Moreover, at the same page, in exercise $F$ he asks to compute the number of parameters describing the space of the curves of degree $4$ in $\mathbb{P}^2$. 
Now, using the computation of the number of parameters for curves of genus $3$, I obtain the result. My question is: but the space $\{X_3\}$ also contains the curves with equation $y^2=h(x)$ with $\deg h(x)=7$ or $8$, so how can my computation give the expected result?

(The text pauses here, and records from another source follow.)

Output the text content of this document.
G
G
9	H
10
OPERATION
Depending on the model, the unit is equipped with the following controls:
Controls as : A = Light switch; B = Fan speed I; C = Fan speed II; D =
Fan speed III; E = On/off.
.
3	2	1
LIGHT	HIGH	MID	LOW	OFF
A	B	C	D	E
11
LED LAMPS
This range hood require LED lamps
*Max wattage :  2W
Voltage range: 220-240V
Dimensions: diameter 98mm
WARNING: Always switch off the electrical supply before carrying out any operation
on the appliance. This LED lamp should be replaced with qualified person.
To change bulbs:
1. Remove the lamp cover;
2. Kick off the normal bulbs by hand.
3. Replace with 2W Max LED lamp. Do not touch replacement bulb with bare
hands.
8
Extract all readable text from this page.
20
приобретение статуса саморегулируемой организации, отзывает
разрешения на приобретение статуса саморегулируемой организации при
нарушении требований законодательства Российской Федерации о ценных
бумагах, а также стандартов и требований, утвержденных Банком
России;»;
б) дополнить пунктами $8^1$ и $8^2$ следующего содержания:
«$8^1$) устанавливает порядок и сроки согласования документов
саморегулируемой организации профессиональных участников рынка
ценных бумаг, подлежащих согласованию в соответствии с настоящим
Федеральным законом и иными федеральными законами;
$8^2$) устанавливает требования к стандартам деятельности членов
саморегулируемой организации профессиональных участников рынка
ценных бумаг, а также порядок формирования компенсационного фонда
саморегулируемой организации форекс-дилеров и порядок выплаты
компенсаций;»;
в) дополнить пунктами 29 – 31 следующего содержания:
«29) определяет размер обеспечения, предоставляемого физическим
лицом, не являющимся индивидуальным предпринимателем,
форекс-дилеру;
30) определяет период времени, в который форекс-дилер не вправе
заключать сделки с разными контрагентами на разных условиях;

 A: I think this is a tiny mistake in the book. With $D_{2g-1}$ Miranda means the space of effective divisors of degree $2g-1$, not all divisors of that degree. You can see that if you look at the preceeding page, where he says that the map $\{(X,D_{2g-1})\}\to \{(X,g^{g-1}_{2g-1})\}$ has fibers $(X,|D|)$ ($|D|$ parametrizes effective divisors linearly equivalent to $D$). Moreover, the space of all divisors of degree $2g-1$ obviously cannot have dimension $2g-1$, as the divisors of the form $p_1+\dots p_{2g}-q$ all have degree $2g-1$ and these divisors depend on $2g+1$ parameters. Now you should be able to see why fibers of $\gamma$ have dimension $2g-1$.
For the exercise F I think you are a bit confused about the flow of the arguments. First observation is that, all non-hyperelliptic smooth curves of genus 3 can be embedded in $\mathbb{P}^2$ as a smooth curve of degree 4 (Exercise:Why?). Then the exercise wants you to compute the parameters of degree 4 curves in $\mathbb{P}^2$. This is equal to: 
dimension of degree 4 polynomials in $\mathbb{P}^2$ - dimension of automorphisms of $\mathbb{P}^2$ $-1$. 
(The last -1 is due to projectivization.) If you compute this you will see that this number is equal to 6 and agrees with $3g-3$.
Now as you pointed out, our parameter count in $\mathbb{P}^2$ excludes hyperelliptic curves of genus 3, but it agrees with $3g-3$ anyway, because the locus of hyperelliptic curves inside $X_3$ is a subspace of lower dimension, in fact of dimension 5 (see p.213). I hope that helps.